Il pourrait paraître étonnant de conseiller de demander la permission en photographie de rue. Est-ce que je ne perds pas un moment authentique en réalisant un portrait ?

Alors, déjà non. Qui a dit que la photographie de rue devait toujours être volée ? Personne. Ou j'men fous.

Et puis nous sommes là pour travailler sur la peur de photographier des inconnus. Le meilleur moyen de progresser sur la peur est de s'y confronter, d'aller vers les autres, vers quelqu'un qui vous intéresse, sans forcément lever son boitier ou lui mettre dans le nez.

Allez vers quelqu'un dont vous aimeriez une photo et dites :

  • "Bonjour, j'étudie la photographie. Est-ce que je pourrais prendre une photo de vous ?"

Ou toute autre version que vous trouvez polie et agréable. Vous avez le droit de sourire quand vous vous approchez ;)

Quand vous aurez demandé 10 fois la permission, vous verrez que la peur de photographier commencera à s'atténuer.

Pelourinho, Salvador de Bahia 2020 - Photo Genaro Bardy

Posez des questions

Passez du temps avec les personnes que vous photographiez. Vous en apprendrez plus sur eux, vous verrez plus d'attitudes et de détails dans leur comportement, tout ce que vous pourrez utiliser dans vos photos.

Posez des questions simples, comme si vous essayez de comprendre en 5 minutes qui ils sont et ce qui les intéresse. Ce sera perçu de manière amicale dans 90% des cas, et dites-vous que c'est légitime puisque vous avez déjà demandé si vous pouviez prendre des photos. Vous êtes photographe :)

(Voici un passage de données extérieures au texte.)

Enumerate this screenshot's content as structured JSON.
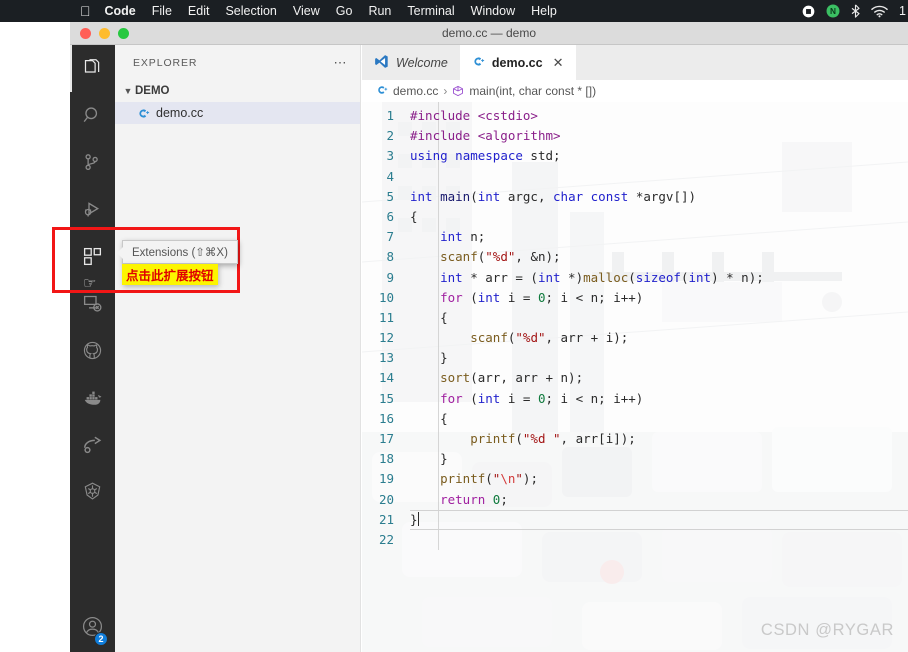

Proposez toujours d'envoyer la photo plus tard, prenez les coordonnées des personnes dont vous avez le portrait. Et puis envoyez effectivement la photo ! Je suis parfois coupable sur cette partie.

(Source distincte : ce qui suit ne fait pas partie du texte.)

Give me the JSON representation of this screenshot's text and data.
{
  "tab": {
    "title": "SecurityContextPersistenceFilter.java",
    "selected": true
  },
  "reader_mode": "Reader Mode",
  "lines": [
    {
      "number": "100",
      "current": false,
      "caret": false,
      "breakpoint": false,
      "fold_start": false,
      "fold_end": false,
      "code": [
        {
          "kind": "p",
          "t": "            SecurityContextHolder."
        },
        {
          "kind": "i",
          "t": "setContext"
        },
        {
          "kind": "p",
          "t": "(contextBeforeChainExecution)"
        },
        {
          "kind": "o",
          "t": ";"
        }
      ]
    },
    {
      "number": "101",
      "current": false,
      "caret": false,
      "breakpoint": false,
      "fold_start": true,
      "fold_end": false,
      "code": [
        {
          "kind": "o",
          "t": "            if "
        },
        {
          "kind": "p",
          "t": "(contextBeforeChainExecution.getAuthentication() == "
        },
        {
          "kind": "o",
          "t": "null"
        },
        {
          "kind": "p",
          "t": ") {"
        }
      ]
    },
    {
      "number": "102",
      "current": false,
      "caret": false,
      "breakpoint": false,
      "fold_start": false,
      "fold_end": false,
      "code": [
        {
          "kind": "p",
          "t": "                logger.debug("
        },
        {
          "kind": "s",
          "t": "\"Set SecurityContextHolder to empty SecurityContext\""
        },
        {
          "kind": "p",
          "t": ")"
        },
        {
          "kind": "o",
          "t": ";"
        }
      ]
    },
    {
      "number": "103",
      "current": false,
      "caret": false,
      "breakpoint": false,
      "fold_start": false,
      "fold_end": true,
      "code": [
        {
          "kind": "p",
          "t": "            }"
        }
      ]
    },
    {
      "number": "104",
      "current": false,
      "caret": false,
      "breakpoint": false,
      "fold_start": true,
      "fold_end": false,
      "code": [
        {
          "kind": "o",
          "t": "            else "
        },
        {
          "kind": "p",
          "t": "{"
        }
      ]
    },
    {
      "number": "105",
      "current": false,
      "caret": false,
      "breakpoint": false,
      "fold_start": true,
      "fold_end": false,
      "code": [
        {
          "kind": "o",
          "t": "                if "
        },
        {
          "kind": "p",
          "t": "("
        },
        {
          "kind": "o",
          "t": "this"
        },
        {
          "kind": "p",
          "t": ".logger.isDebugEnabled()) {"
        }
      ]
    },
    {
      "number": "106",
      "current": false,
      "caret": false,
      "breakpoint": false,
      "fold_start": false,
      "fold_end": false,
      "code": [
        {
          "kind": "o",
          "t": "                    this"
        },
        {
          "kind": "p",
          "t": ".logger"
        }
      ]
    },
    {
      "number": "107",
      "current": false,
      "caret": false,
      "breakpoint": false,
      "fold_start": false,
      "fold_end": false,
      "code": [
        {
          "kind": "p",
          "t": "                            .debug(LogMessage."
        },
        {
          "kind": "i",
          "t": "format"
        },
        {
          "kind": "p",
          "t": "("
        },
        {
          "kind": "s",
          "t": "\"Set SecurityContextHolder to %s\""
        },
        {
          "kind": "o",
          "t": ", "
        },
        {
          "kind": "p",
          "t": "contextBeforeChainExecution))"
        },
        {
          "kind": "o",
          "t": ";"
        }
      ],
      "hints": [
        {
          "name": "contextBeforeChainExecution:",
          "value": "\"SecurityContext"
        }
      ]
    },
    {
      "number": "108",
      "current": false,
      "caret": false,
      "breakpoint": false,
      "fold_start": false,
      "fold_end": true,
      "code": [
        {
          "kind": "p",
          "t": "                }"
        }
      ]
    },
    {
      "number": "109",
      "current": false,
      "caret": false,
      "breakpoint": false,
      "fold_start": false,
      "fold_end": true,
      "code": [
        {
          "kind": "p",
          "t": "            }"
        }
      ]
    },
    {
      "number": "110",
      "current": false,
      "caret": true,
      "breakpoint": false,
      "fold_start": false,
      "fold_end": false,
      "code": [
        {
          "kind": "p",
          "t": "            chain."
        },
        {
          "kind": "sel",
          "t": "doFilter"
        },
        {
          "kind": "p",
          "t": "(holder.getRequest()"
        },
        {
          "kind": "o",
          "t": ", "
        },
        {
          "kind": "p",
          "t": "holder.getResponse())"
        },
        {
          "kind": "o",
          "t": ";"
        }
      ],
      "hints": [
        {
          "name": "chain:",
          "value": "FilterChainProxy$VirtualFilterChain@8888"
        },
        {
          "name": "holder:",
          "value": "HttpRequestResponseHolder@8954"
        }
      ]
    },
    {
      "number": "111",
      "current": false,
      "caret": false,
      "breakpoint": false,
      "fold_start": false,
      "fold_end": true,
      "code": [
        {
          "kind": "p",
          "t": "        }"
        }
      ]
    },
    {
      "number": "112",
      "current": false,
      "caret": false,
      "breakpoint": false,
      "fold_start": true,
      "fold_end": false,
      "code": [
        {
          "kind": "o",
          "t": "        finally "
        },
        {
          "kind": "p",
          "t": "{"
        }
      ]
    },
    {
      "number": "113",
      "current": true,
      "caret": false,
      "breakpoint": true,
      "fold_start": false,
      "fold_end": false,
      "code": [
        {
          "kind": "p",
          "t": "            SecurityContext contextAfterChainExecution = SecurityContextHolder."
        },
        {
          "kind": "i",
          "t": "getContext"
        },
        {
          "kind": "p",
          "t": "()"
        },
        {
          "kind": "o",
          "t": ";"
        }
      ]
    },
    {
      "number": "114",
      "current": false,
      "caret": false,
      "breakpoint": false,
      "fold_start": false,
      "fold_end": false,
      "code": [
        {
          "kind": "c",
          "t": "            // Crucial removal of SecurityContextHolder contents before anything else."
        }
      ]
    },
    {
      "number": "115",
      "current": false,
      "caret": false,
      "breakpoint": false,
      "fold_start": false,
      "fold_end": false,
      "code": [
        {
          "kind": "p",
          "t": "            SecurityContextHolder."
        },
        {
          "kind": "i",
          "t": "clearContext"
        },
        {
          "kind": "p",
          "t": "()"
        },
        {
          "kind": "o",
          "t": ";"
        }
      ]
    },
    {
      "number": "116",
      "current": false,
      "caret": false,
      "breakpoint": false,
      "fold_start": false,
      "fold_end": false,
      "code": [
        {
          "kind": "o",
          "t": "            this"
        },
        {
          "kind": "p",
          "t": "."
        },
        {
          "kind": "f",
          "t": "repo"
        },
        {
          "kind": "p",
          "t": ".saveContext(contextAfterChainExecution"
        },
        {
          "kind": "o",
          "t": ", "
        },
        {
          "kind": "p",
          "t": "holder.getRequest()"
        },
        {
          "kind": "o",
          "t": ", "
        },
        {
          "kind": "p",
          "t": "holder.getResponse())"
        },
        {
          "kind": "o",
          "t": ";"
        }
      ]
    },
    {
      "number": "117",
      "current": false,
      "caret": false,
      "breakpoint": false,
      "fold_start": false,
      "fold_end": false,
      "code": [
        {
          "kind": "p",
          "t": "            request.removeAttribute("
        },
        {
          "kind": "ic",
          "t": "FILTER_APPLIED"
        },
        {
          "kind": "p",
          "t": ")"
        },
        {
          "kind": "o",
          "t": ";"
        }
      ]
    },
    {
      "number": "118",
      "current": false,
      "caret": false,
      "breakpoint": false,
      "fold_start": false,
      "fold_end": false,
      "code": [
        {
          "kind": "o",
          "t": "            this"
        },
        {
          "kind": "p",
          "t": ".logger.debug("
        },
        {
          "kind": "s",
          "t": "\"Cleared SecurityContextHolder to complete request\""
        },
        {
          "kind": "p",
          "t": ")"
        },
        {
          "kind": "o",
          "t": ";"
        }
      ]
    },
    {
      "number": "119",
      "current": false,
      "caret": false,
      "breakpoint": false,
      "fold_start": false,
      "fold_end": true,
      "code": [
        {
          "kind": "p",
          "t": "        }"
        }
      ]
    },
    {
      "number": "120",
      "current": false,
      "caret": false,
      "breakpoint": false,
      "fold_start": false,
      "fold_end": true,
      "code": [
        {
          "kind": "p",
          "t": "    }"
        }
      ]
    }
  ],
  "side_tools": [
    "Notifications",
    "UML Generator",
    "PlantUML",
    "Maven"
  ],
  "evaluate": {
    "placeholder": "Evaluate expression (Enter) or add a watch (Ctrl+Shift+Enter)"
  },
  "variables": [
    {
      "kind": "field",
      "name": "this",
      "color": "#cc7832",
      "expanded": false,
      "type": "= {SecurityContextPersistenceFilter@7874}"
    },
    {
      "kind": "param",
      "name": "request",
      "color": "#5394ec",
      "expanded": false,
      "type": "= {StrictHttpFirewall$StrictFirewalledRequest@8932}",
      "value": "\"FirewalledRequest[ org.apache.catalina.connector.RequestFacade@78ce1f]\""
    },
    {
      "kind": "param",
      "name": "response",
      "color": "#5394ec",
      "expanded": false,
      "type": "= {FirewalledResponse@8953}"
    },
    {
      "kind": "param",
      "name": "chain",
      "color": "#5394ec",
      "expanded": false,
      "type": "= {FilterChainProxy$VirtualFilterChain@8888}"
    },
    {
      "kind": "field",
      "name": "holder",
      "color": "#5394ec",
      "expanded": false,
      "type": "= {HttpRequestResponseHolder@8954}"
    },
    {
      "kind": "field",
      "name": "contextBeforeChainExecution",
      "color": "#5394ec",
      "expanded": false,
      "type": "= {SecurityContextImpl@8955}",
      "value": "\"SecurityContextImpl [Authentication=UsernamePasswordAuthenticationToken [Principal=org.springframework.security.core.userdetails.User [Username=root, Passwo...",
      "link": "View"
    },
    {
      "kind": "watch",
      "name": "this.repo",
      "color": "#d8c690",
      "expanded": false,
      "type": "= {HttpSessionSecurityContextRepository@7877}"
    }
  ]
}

L'idée ici est de vous faire travailler votre scène pour aller chercher de meilleurs clichés.

Pelourinho, Salvador de Bahia 2020 - Photo Genaro Bardy

La règles de 3

La règle de 3 est simple :

  • Quand vous voyez quelqu'un d'intéressant, vous avez 3 secondes pour faire 3 pas en avant et déclencher

Les moments intéressants en photographie de rue passent trop vite :

  • Soyez prêts sur vos réglages,
  • Observez avec toute votre attention,
  • Quand vous avez une intuition, ne réfléchissez pas,
  • Marchez en direction de votre sujet et déclenchez.

L'idée est de ne pas laisser le temps à de fausses excuses. La peur viendra toujours par des chemins de travers : "j'ai pas le bon réglage", "il avait l'air bizarre", "je suis trop loin"...

Ne laissez pas le temps à la peur de s'installer et de justifier l'abandon de cette pratique. C'est difficile, mais ça ira mieux à partir de la 3ème fois.

1 pas en avant, 2 pas en avant, 3 pas en avant, déclenchez. En 3 secondes.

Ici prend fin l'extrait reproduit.